Ultrasound Practitioners and Ultrasound Departments should not feel under pressure to train or provide lung ultrasound where they do not feel they have the required level of skill, training, knowledge or manpower in order to do so safely. Given the potential for lack of adequate training in the current situation, this is highly relevant. Sonographers in particular may be put under pressure to provide this service given the lack of Radiology cover either secondary to Radiology workload pressures, a lack of numbers or the fact that Radiological cover is being provided remotely. Governance remains a priority to ensure high quality services are maintained for all patients in our care. Any pathway development for lung assessment and the associated training in lung ultrasound should be done with the support of Radiology Departments and in conjunction with Intensivists / Emergency physicians etc.
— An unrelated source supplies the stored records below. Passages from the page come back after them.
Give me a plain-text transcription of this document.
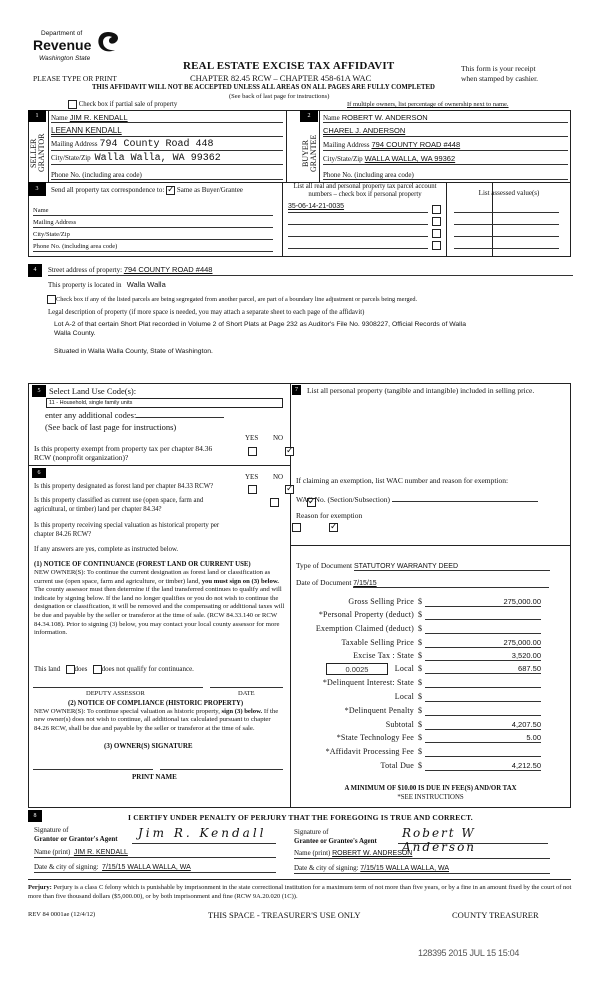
Department of
Revenue
Washington State
PLEASE TYPE OR PRINT
REAL ESTATE EXCISE TAX AFFIDAVIT
CHAPTER 82.45 RCW – CHAPTER 458-61A WAC
THIS AFFIDAVIT WILL NOT BE ACCEPTED UNLESS ALL AREAS ON ALL PAGES ARE FULLY COMPLETED
(See back of last page for instructions)
This form is your receipt
when stamped by cashier.
Check box if partial sale of property	If multiple owners, list percentage of ownership next to name.
1
SELLER
GRANTOR
Name JIM R. KENDALL
LEEANN KENDALL
Mailing Address 794 County Road 448
City/State/Zip Walla Walla, WA 99362
Phone No. (including area code)
2
BUYER
GRANTEE
Name ROBERT W. ANDERSON
CHAREL J. ANDERSON
Mailing Address 794 COUNTY ROAD #448
City/State/Zip WALLA WALLA, WA 99362
Phone No. (including area code)
3	Send all property tax correspondence to: ✓ Same as Buyer/Grantee
Name
Mailing Address
City/State/Zip
Phone No. (including area code)
List all real and personal property tax parcel account numbers – check box if personal property	List assessed value(s)
35-06-14-21-0035
4	Street address of property: 794 COUNTY ROAD #448
This property is located in Walla Walla
Check box if any of the listed parcels are being segregated from another parcel, are part of a boundary line adjustment or parcels being merged.
Legal description of property (if more space is needed, you may attach a separate sheet to each page of the affidavit)
Lot A-2 of that certain Short Plat recorded in Volume 2 of Short Plats at Page 232 as Auditor's File No. 9308227, Official Records of Walla
Walla County.
Situated in Walla Walla County, State of Washington.
5	Select Land Use Code(s):
11 - Household, single family units
enter any additional codes:
(See back of last page for instructions)
YES NO
Is this property exempt from property tax per chapter 84.36 RCW (nonprofit organization)?
✓
6	YES NO
Is this property designated as forest land per chapter 84.33 RCW?
✓
Is this property classified as current use (open space, farm and agricultural, or timber) land per chapter 84.34?
✓
Is this property receiving special valuation as historical property per chapter 84.26 RCW?
✓
If any answers are yes, complete as instructed below.
(1) NOTICE OF CONTINUANCE (FOREST LAND OR CURRENT USE)
NEW OWNER(S): To continue the current designation as forest land or classification as current use (open space, farm and agriculture, or timber) land, you must sign on (3) below. The county assessor must then determine if the land transferred continues to qualify and will indicate by signing below. If the land no longer qualifies or you do not wish to continue the designation or classification, it will be removed and the compensating or additional taxes will be due and payable by the seller or transferor at the time of sale. (RCW 84.33.140 or RCW 84.34.108). Prior to signing (3) below, you may contact your local county assessor for more information.
This land does does not qualify for continuance.
DEPUTY ASSESSOR	DATE
(2) NOTICE OF COMPLIANCE (HISTORIC PROPERTY)
NEW OWNER(S): To continue special valuation as historic property, sign (3) below. If the new owner(s) does not wish to continue, all additional tax calculated pursuant to chapter 84.26 RCW, shall be due and payable by the seller or transferor at the time of sale.
(3) OWNER(S) SIGNATURE
PRINT NAME
7	List all personal property (tangible and intangible) included in selling price.
If claiming an exemption, list WAC number and reason for exemption:
WAC No. (Section/Subsection)
Reason for exemption
Type of Document STATUTORY WARRANTY DEED
Date of Document 7/15/15
Gross Selling Price $	275,000.00
*Personal Property (deduct) $
Exemption Claimed (deduct) $
Taxable Selling Price $	275,000.00
Excise Tax : State $	3,520.00
0.0025	Local $	687.50
*Delinquent Interest: State $
Local $
*Delinquent Penalty $
Subtotal $	4,207.50
*State Technology Fee $	5.00
*Affidavit Processing Fee $
Total Due $	4,212.50
A MINIMUM OF $10.00 IS DUE IN FEE(S) AND/OR TAX
*SEE INSTRUCTIONS
8	I CERTIFY UNDER PENALTY OF PERJURY THAT THE FOREGOING IS TRUE AND CORRECT.
Signature of
Grantor or Grantor's Agent Jim R. Kendall
Name (print) JIM R. KENDALL
Date & city of signing: 7/15/15 WALLA WALLA, WA
Signature of
Grantee or Grantee's Agent
Robert W Anderson
Name (print) ROBERT W. ANDRESON
Date & city of signing: 7/15/15 WALLA WALLA, WA
Perjury: Perjury is a class C felony which is punishable by imprisonment in the state correctional institution for a maximum term of not more than five years, or by a fine in an amount fixed by the court of not more than five thousand dollars ($5,000.00), or by both imprisonment and fine (RCW 9A.20.020 (1C)).
REV 84 0001ae (12/4/12)	THIS SPACE - TREASURER'S USE ONLY	COUNTY TREASURER
128395 2015 JUL 15 15:04
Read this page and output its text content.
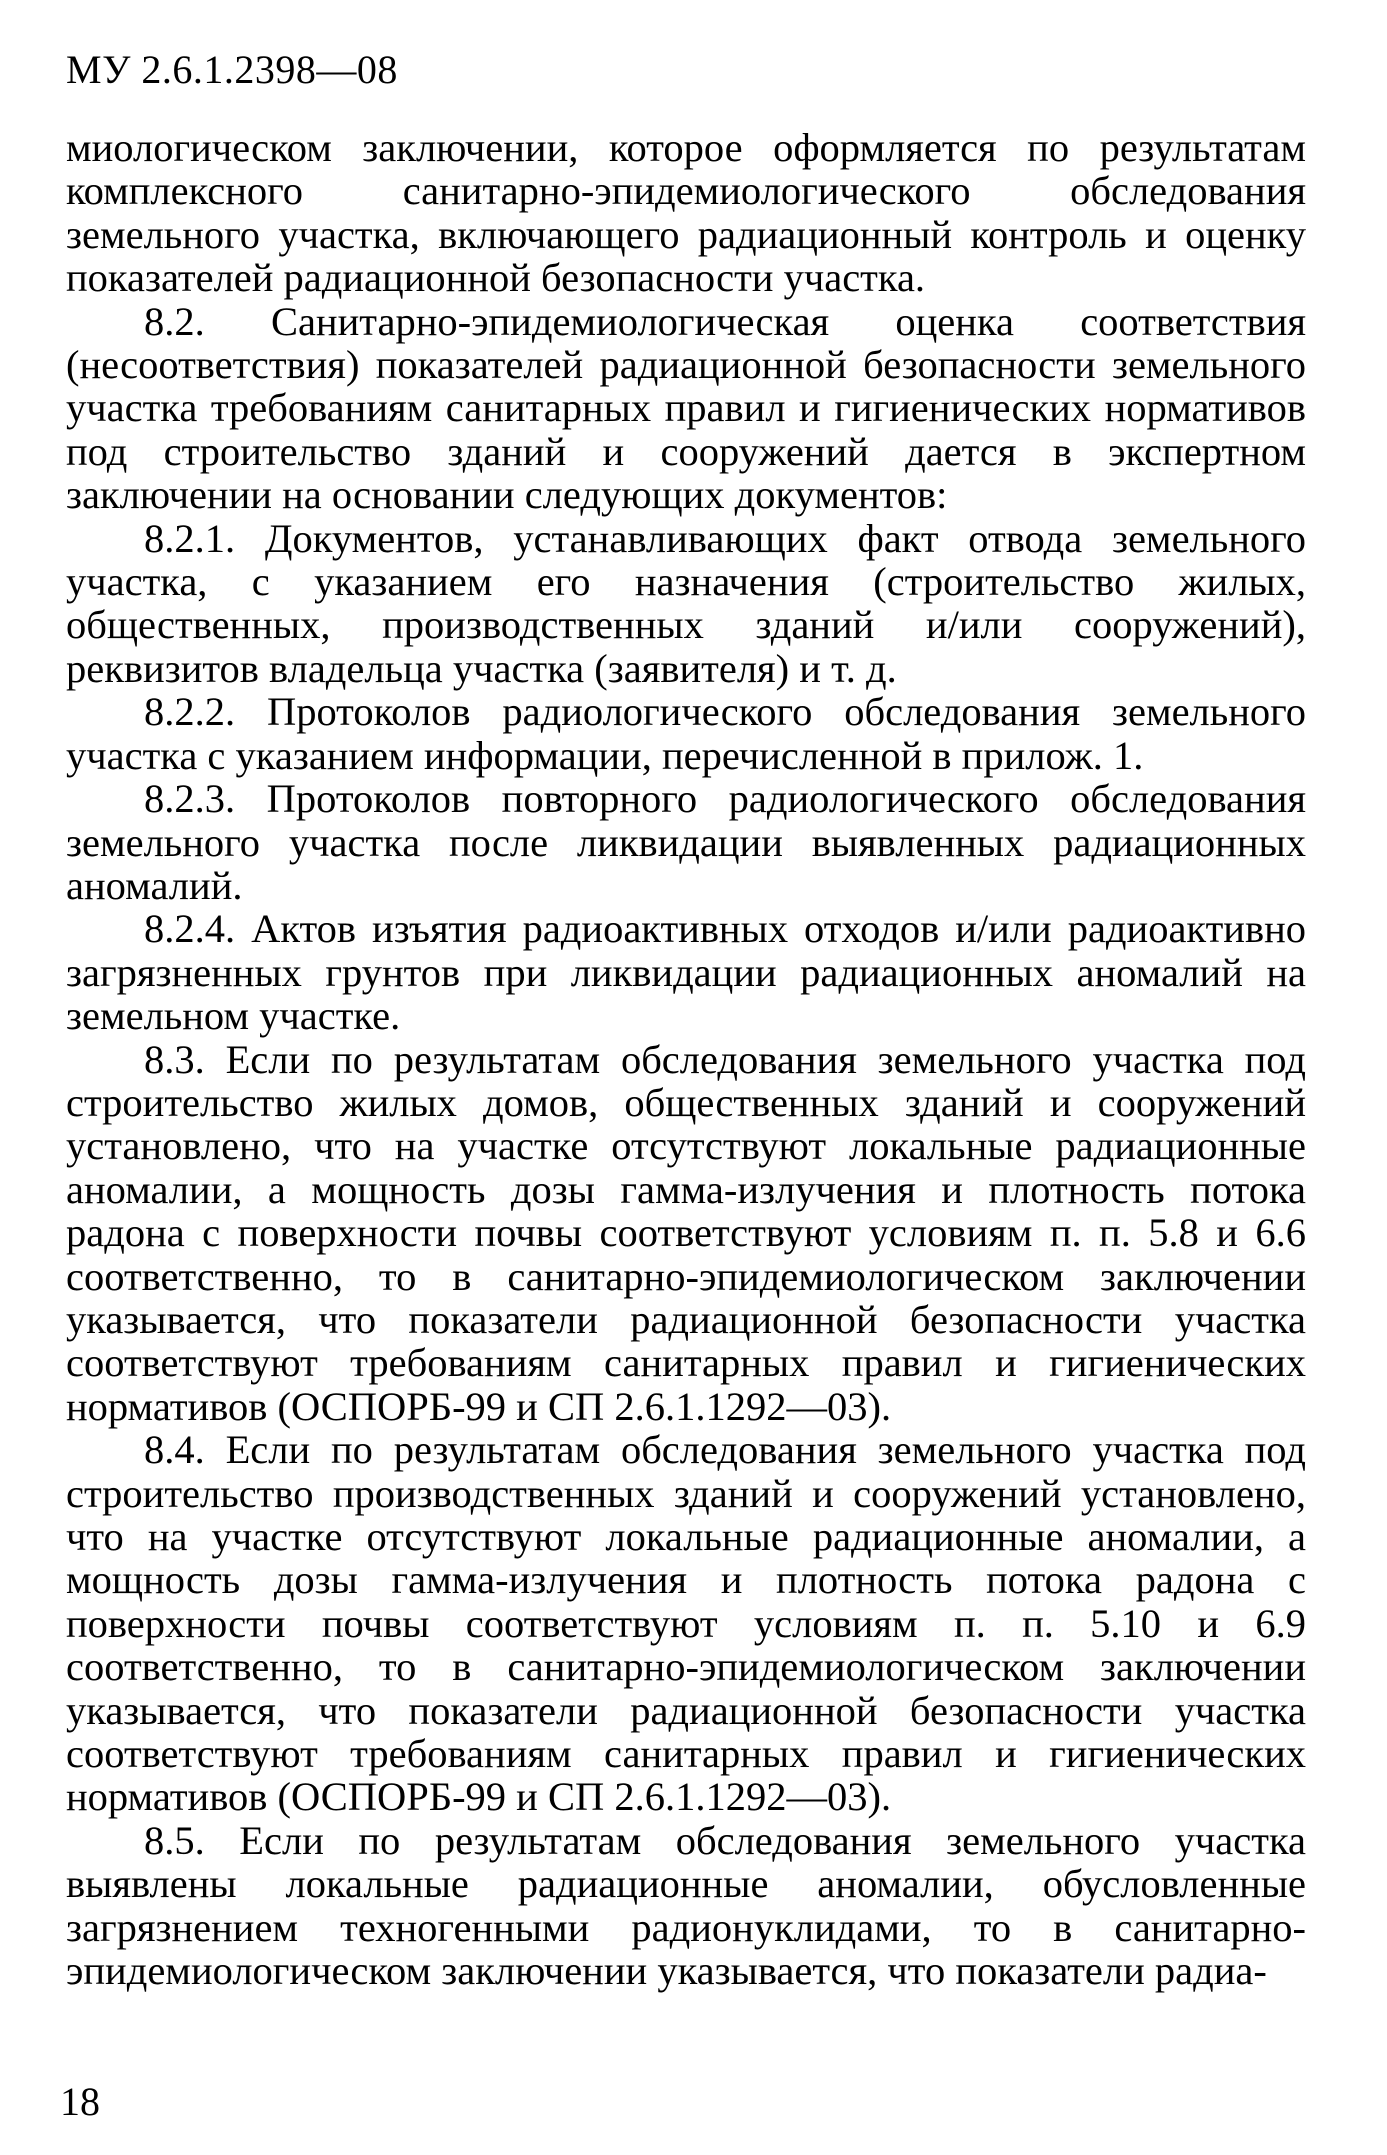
МУ 2.6.1.2398—08

миологическом заключении, которое оформляется по результатам комплексного санитарно-эпидемиологического обследования земельного участка, включающего радиационный контроль и оценку показателей радиационной безопасности участка.

8.2. Санитарно-эпидемиологическая оценка соответствия (несоответствия) показателей радиационной безопасности земельного участка требованиям санитарных правил и гигиенических нормативов под строительство зданий и сооружений дается в экспертном заключении на основании следующих документов:

8.2.1. Документов, устанавливающих факт отвода земельного участка, с указанием его назначения (строительство жилых, общественных, производственных зданий и/или сооружений), реквизитов владельца участка (заявителя) и т. д.

8.2.2. Протоколов радиологического обследования земельного участка с указанием информации, перечисленной в прилож. 1.

8.2.3. Протоколов повторного радиологического обследования земельного участка после ликвидации выявленных радиационных аномалий.

8.2.4. Актов изъятия радиоактивных отходов и/или радиоактивно загрязненных грунтов при ликвидации радиационных аномалий на земельном участке.

8.3. Если по результатам обследования земельного участка под строительство жилых домов, общественных зданий и сооружений установлено, что на участке отсутствуют локальные радиационные аномалии, а мощность дозы гамма-излучения и плотность потока радона с поверхности почвы соответствуют условиям п. п. 5.8 и 6.6 соответственно, то в санитарно-эпидемиологическом заключении указывается, что показатели радиационной безопасности участка соответствуют требованиям санитарных правил и гигиенических нормативов (ОСПОРБ-99 и СП 2.6.1.1292—03).

8.4. Если по результатам обследования земельного участка под строительство производственных зданий и сооружений установлено, что на участке отсутствуют локальные радиационные аномалии, а мощность дозы гамма-излучения и плотность потока радона с поверхности почвы соответствуют условиям п. п. 5.10 и 6.9 соответственно, то в санитарно-эпидемиологическом заключении указывается, что показатели радиационной безопасности участка соответствуют требованиям санитарных правил и гигиенических нормативов (ОСПОРБ-99 и СП 2.6.1.1292—03).

8.5. Если по результатам обследования земельного участка выявлены локальные радиационные аномалии, обусловленные загрязнением техногенными радионуклидами, то в санитарно-эпидемиологическом заключении указывается, что показатели радиа-

18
Appropriate delegation and supervision and safety provision for practitioners all need to be adequately addressed when instigating such a service development.
We hope that the lung ultrasound document will be useful in this context and also to Sonographers in general who may be identifying lung abnormalities as part of their general abdominal ultrasound examinations.
It is worth noting that many centres have now changed their abdominal CT protocols to include the lower chest (scanning from carina down) as initial experience has shown that significant numbers of COVID patients are presenting with an acute abdomen. (The detection on CT of multiple segmental pneumonitis being regarded as suggestive of COVID).
It is also the time to urge ultrasound departments to reassess how ultrasound practitioners’ / sonographers’ skills are best utilised during these challenging times. Discussions are being held in radiology departments up and down the U.K. as contingency plans are being developed and enacted. We are hearing innovative and changing ways of working to support our colleagues elsewhere within the hospital setting. For example, re-directing sonographers to work alongside physicians within Emergency Departments. Expert ultrasound input at the front door may reduce need for admission and reduce subsequent pressure on CT by allowing rapid streaming of non-COVID-19 patients away from high risk areas. Now is the time to have these conversations and make it count.
All changes in working practices must be supported by the individual trusts and/or radiology departments. Utilising skills and resource to the best of our abilities is encouraged whilst ensuring patient and staff safety is paramount. Safety for Sonographers and Ultrasound practitioners is particularly important as initial evidence is now emerging from China and Europe as to the increased time spent in contact with patients by Sonographers in particular. We commend you to read the latest ISUOG document with respect to triage of patients, limiting scan times and personal protection guidelines. We are very grateful to Prof Adrian Lim, the BMUS Hon Secretary, for his work and input into this document. It is vitally important that we reduce and mitigate risk when providing the care that our patients need and that it is delivered as safely as possible.
BMUS acknowledges the expert skills and knowledge in our multi-disciplinary membership and know that it will be increasingly useful in the fight against COVID-19. We wish you all good luck and good health in the weeks and months ahead in your efforts to help care for our patients in overcoming the COVID-19 pandemic.